Interrupts? I don't think so either. It's mostly video transcoding jobs I'm launching myself, that's the bulk of it. Those jobs do very little I/O and don't need much memory bandwidth either, just CPU. The resulting load is pretty much what I'd expect, it's the same on Linux and Windows boxes I've used before as well. There can be several hundred threads wanting something from the CPUs though. So, I have 64 logical CPUs, but at times, there might be 500-800 threads fighting for CPU (e.g. on MS Windows, this would make the UI stutter). Maybe this affects GEOM RAID somehow? As said, the single NVMe disk with just UFS on it behaves fine even when it's like that.

Jose, I will give that a good read tomorrow (it's really late around here by now)!

Thank you all!
 
Well you are using the GEOM graid module for NVMe drives (with DDF) while it was intended for motherboard softraid SATA drives.
So right there you are using the module for something it is not intended for.
But if you must persist with this module (versus the correct GEOM module -gstripe-) then consider experimenting with pinning the process to certain CPU's. See if this helps.
Is your machine using NUMA domain or single CPU? It could be the QPI bus is becoming saturated at fuller loads.
 
I've tried pinning it to a CPU: # cpuset -l 0 -p 80. Here, 80 is the PID of the "g_raid" process. Then I've retested it, but the behaviour did unfortunately not change at all. Out of curiosity I did this as well: # rtprio 31 -80. This had an effect actually. /dev/raid/r0p1's %busy would still show the same high load, but /dev/raid/r0's values are now lower by 30-40%. So it's less %busy when running at real-time priority level 31.

Besides, you mention gstripe. But gstripe is slower than graid level 0 according to my tests, and does not pass BIO_DELETE / ATA TRIM commands through to the disks. I've tested this, observing with $ gstat -d. Hence I would say that gstripe is not advisable for SSDs in its current form, at least not for mixed or write-heavy I/O, as write performance will degrade over time due to the SSDs having to do read-modify-write cycles on writes as soon as all blocks have been written to at least once. This is why I dropped gstripe and went for graid.

Also I don't think that using graid with DDF as a pure software RAID is wrong? DDF is the format of certain hardware RAID controllers like made by Adaptec and ICP, so I was of the impression that graid's support for DDF was meant for ex-/importing arrays to and from such hardware RAID controllers. Like when your Adaptec controller dies and you want to keep using your array in pure software mode.

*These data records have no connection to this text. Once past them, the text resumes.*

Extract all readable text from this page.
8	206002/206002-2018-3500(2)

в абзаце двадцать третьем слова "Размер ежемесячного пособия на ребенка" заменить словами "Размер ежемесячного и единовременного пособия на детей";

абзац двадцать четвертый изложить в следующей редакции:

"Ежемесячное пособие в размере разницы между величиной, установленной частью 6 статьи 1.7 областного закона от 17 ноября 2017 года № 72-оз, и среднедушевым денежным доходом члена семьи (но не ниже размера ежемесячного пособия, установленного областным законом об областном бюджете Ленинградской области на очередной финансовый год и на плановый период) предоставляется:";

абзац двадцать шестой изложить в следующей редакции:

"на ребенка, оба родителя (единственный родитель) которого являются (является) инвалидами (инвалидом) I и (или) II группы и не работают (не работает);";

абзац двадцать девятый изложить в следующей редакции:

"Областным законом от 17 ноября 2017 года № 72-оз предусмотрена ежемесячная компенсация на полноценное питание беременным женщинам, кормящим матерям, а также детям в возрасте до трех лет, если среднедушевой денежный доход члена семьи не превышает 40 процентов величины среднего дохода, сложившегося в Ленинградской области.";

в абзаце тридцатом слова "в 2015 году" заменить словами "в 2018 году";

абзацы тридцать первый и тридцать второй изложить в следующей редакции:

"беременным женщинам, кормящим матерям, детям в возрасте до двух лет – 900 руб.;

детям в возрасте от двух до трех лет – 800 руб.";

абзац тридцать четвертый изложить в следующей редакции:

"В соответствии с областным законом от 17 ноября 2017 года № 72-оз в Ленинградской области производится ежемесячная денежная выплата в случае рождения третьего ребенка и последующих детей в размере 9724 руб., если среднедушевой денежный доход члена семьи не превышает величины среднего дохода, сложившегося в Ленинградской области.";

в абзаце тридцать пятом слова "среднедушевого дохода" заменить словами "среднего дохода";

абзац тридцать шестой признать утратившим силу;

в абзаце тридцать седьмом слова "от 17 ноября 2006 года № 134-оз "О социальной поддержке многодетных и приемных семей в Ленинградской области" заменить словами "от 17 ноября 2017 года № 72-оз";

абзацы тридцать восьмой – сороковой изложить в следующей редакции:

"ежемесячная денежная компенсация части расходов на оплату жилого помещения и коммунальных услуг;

For BIOS SoftRAIDs I assume that the other formats are simply for correctly interpreting the meta data the BIOS wrote to the disks when creating the RAID array in BIOS. Otherwise it just runs as a software RAID with zero help from any spezialized hardware, so how does it make a difference as to whether you run it in a machine with or without such a BIOS? I would think it would make none, performance-wise. But it's great stuff, portability-wise. Like, you have to switch mainboards? Just take the array with you, as FreeBSD would not need to care about what the BIOS can or can not do...

Please correct me, if I'm wrong!

Edit: Sorry, I forgot to mention: It's a single sTRX40 socket with an AMD Threadripper 3970X on it. So no NUMA.